6. Semiótica, literatura e educação
Poetas do século XIX, como Cruz e Souza, usavam recursos para, entre outras coisas, dar musicalidade a poesia. É o que se pode perceber no trecho abaixo do famoso poema “Violões que choram”,
[...] Vozes veladas, veludosas vozes,
Volúpias dos violões, vozes veladas,
Vagam nos velhos vórtices velozes
Dos ventos, vivas, vãs, vulcanizadas. [...]
Se naquela época os poetas já percebiam a importância de implementar à poesia algo que a enriquecesse; por que ser contra as novas formas que constroem relações análogas, destruindo o pré-pronto, frio e inerte, com a imposição de musicalidade, movimentos, figuras, cor, formas e muito mais?
Através do processo conhecido como Semiose, que é a ação dos signos, busca-se dar novo rumo ao modo inerte de se pensar poesia. É o que se pode chamar de poesia intersemiótica ou ainda poética experimental.

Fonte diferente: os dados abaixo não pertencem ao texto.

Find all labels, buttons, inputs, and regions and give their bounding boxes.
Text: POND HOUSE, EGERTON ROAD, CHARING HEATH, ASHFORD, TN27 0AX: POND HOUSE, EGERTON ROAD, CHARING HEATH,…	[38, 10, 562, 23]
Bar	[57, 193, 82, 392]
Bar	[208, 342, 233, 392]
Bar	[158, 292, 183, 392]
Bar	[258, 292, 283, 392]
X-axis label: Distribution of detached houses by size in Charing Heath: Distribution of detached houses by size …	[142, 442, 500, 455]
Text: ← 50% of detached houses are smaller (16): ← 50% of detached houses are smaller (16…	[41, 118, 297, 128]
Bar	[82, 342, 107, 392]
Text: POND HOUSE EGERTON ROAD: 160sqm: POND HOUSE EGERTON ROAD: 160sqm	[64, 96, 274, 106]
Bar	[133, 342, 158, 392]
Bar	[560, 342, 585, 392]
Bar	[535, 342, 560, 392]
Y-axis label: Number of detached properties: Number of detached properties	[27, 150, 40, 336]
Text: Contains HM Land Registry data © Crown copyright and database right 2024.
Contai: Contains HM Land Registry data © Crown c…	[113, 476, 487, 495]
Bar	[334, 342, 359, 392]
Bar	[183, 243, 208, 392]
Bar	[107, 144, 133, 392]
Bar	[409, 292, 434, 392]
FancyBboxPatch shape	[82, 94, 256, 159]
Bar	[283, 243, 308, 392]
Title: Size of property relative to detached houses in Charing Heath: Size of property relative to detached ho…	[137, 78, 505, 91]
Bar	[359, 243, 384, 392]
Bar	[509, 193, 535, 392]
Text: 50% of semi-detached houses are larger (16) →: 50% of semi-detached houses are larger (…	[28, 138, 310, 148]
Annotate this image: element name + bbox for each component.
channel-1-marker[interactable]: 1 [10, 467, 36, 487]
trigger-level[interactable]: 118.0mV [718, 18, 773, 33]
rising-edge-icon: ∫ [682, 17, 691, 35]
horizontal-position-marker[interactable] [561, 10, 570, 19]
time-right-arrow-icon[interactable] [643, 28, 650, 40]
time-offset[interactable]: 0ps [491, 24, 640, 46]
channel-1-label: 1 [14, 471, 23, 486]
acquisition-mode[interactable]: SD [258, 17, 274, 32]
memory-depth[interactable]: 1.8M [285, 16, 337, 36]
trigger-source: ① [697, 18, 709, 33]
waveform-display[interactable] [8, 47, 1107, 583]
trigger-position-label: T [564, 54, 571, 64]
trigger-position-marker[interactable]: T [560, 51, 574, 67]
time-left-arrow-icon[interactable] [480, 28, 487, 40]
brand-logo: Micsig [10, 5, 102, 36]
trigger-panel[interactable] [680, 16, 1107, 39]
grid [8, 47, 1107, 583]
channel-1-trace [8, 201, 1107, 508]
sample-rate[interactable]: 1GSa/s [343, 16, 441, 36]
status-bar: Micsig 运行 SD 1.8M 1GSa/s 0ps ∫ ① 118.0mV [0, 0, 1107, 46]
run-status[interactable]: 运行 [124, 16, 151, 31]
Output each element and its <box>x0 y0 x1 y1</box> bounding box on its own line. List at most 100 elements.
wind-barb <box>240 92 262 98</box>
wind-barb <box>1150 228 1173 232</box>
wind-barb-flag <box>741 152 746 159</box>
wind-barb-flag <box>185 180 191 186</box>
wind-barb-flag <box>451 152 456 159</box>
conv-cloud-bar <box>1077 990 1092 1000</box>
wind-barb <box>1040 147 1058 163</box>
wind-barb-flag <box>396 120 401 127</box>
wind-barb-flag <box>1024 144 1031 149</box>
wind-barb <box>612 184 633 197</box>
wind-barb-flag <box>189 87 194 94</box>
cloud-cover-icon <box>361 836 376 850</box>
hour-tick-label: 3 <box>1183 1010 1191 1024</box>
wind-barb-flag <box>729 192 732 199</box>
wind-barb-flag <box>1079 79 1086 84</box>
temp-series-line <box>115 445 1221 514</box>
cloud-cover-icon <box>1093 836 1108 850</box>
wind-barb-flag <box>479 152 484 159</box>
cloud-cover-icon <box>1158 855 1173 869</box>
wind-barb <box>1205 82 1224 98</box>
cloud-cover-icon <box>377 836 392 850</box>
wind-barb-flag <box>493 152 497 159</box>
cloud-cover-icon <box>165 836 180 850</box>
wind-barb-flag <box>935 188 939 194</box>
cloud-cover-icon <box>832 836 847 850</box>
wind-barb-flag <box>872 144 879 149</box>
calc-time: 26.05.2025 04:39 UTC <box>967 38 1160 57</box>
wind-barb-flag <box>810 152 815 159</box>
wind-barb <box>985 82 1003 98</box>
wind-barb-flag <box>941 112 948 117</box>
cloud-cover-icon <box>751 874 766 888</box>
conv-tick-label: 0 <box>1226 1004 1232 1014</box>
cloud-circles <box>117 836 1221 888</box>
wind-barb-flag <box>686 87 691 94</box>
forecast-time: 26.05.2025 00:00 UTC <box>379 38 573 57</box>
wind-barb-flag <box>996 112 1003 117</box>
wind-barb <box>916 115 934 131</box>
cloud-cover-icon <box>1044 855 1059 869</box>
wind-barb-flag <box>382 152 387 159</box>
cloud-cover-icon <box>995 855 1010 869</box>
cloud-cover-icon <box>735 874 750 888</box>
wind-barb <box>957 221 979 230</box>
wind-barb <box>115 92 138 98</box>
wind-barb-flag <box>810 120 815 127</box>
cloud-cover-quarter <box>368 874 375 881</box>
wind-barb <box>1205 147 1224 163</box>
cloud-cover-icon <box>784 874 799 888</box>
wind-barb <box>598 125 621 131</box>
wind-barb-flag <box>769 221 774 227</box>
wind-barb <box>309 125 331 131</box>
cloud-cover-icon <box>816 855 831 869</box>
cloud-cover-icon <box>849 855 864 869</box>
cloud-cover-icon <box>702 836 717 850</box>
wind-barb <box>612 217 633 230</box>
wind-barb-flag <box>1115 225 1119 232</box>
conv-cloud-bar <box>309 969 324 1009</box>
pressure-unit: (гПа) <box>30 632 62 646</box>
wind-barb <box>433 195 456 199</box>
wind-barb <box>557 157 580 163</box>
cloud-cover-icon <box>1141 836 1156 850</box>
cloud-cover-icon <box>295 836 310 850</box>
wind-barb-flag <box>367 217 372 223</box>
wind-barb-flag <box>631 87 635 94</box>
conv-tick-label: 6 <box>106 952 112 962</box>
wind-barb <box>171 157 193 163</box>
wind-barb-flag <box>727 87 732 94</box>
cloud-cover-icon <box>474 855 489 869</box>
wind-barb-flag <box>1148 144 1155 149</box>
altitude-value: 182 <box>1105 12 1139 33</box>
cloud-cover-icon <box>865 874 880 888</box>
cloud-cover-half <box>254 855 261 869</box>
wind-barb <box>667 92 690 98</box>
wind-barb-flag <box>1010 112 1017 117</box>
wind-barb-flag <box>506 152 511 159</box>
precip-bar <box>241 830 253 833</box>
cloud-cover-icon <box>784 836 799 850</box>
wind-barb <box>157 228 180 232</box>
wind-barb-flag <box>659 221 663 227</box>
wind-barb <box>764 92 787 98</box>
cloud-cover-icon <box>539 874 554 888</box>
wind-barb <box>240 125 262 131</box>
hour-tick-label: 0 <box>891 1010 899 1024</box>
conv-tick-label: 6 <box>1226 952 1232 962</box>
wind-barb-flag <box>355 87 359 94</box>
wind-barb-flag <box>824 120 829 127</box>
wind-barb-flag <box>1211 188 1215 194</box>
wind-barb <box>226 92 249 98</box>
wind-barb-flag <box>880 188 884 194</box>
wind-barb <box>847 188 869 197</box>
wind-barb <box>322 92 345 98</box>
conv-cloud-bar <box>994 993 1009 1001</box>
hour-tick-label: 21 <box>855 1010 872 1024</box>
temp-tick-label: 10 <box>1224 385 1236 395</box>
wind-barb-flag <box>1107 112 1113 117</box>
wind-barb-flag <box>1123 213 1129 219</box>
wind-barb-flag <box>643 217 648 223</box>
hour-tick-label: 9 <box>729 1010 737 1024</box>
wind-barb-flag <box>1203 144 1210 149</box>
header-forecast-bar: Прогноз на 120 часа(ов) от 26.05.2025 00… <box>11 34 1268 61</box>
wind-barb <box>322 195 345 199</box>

A poesia intersemiótica ocorre quando se relaciona vários signos. Os vídeos-poemas são exemplo da ação da semiótica na literatura; pois, vários signos se articulam para dá sentido ao exposto, além do signo verbal encontram-se as imagens, os sons, gestos, movimentos...
Muitos professores reclamam que não sabem o que fazer para despertar o interesse de seus alunos pela poesia; muitos outros dizem, por exemplo, que não conseguem ensinar as formas geométricas, talvez o motivo esteja no fato de que eles não descobriram o poder da Semiótica. Ficam tentando ensinar do modo tradicional, sem abrir-se aos novos horizontes que uma prática mediada pela Semiótica pode oferecer. Às vezes, o tradicional é importante, mas muito se tem falado em interdisciplinaridade; e o que é a poesia intersemiótica senão um processo interdisciplinar?
Atenhamo-nos ao poema abaixo e veja como a união de dois signos o verbal, as palavras; e o não-verbal, representado pelas formas geométricas, são capazes de dar novo sentido ao texto e de facilitar seu entendimento:
Eu sou o Bonito demais
Tenho quatro lados
E todos iguais
E eu sou o
Sou igual à lua
Sou o mais bonito
Lá da minha rua
Eu sou o
Tenho três biquinhos
De chapéu eu sirvo
Para os palhacinhos
Eu sou o
Cresci mais de um lado
Para fazer inveja
Ao senhor quadrado. Fonte: Disponível em http://educacaodeinfancia.com/rimas-sobre-as-formas-geometricas/.
A poesia intersemiótica possibilita uma inserção mais profunda no emaranhado das palavras, principalmente, quando se trabalha com jovens; além de facilitar o entendimento da arte poética, facilita, também, a aprendizagem de outras áreas, como, no caso acima, a geometria.
7. Para (não) concluir
Sabe-se que ainda na atualidade existem pessoas defensoras do tradicional e outras que não se abrem para um novo mundo, às vezes, pela falta de conhecimento ou pelas incertezas que o novo pode gerar.
A Semiótica não é um novo mundo. É uma ciência que vem sendo estudada, com mais intensidade, há pouco tempo, e que ainda tem um potencial enorme a ser explorado. A intenção desse trabalho não é delimitar suas áreas de atuação, muito menos dá por concluído todos os seus campos de estudo e abrangência, na verdade, o que se pretende é que se entenda o básico, e que o leitor possa adquirir maior interesse e seguir por si próprio para adquirir e produzir conhecimentos, que o ajude em suas práticas pedagógicas e faça da Semiótica uma ciência mais conhecida.
Referências:
MOURA, José Sérgio Amancio. Elementos de Semiótica. Maceió, IFAL, 2011.
SANTAELLA, Lúcia. O que é semiótica. 9. ed. São Paulo: Brasiliense, 1983, p. 15-22.